There’s a financial consideration for the government too, beyond the cost of investment. Landlords’ legal costs are simply a business expense and can be offset against tax. Likewise, unpaid rent is unrealised income, with a fall in landlord profits meaning a reduced tax take for government. There is a clear incentive for the government to improve the efficiency and effectiveness of the housing justice system.

But a housing court is not just about speeding up the possession process for landlords. Tenants, too, are left short-changed by the system. Research suggests that around half of tenants are put off taking a disrepair claim to court because of time, cost or complexity, despite new legislation such as the Homes (Fitness for Human Habitation) Act allowing tenants to make a claim direct, rather than relying on under-resourced, ineffective or unwilling local authorities.

Another reason cited by tenant campaign groups is that of insecurity of tenure. The abolition of s21 is supposed to address that issue. If tenant groups are right, then as well as a massive increase in landlord possession claims requiring a hearing, we can expect a surge in tenant claims against landlords for disrepair.

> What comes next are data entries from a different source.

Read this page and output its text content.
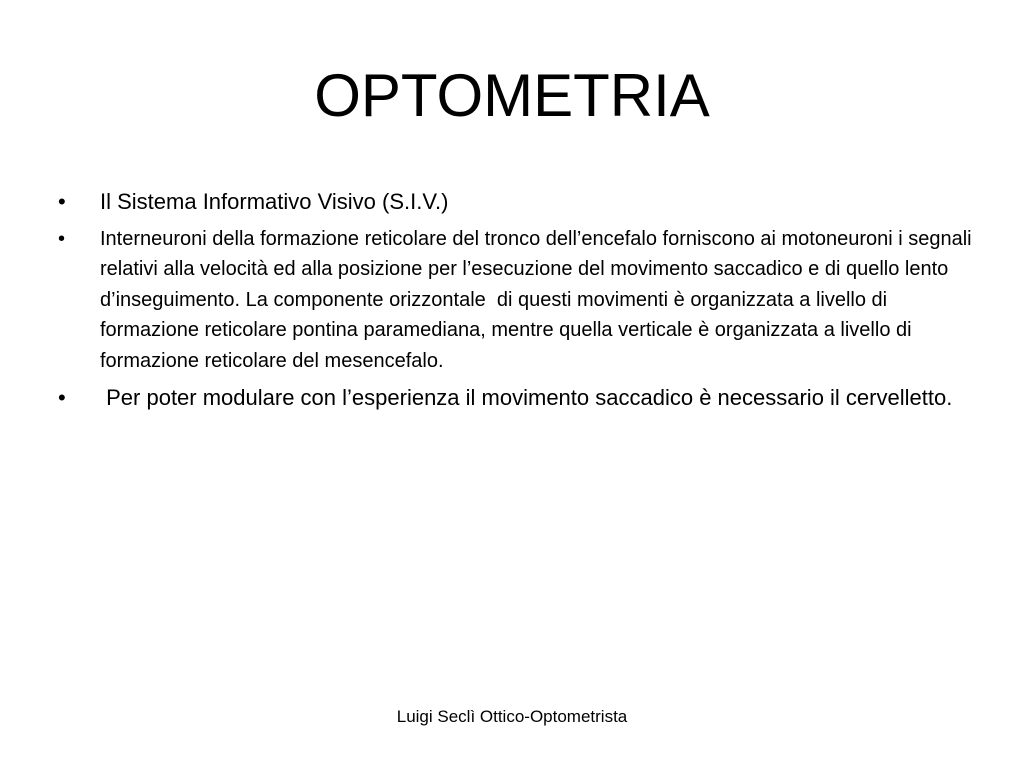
OPTOMETRIA
• Il Sistema Informativo Visivo (S.I.V.)
• Interneuroni della formazione reticolare del tronco dell’encefalo forniscono ai motoneuroni i segnali relativi alla velocità ed alla posizione per l’esecuzione del movimento saccadico e di quello lento d’inseguimento. La componente orizzontale  di questi movimenti è organizzata a livello di formazione reticolare pontina paramediana, mentre quella verticale è organizzata a livello di formazione reticolare del mesencefalo.
• Per poter modulare con l’esperienza il movimento saccadico è necessario il cervelletto.
Luigi Seclì Ottico-Optometrista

The bottom line is that a well-functioning private rented sector requires an effective and efficient court system as a backstop, where either the tenant or landlord is failing to keep to the terms of their tenancy.

Tenants who don’t pay rent, indulge in anti-social or criminal behaviour, or commit other serious breaches of their tenancy agreement must expect there to be sanctions, and for them to be imposed in a reasonably quick timescale. They are effectively keeping another tenant or family, who may be in desperate need, from accessing that home.

Landlords who fail to maintain their property, keep tenants safe or threaten and harass must be held to account, forced to put things right face a financial penalty, or in the most serious cases a custodial sentence. They are undercutting law abiding landlords who provide safe, legal, and secure homes at best providing unfair competition, and at worst endangering lives.

Calls for a well-resourced specialist housing court, embracing modern systems, and offering fair access to justice for landlords and tenants alike cannot be dismissed.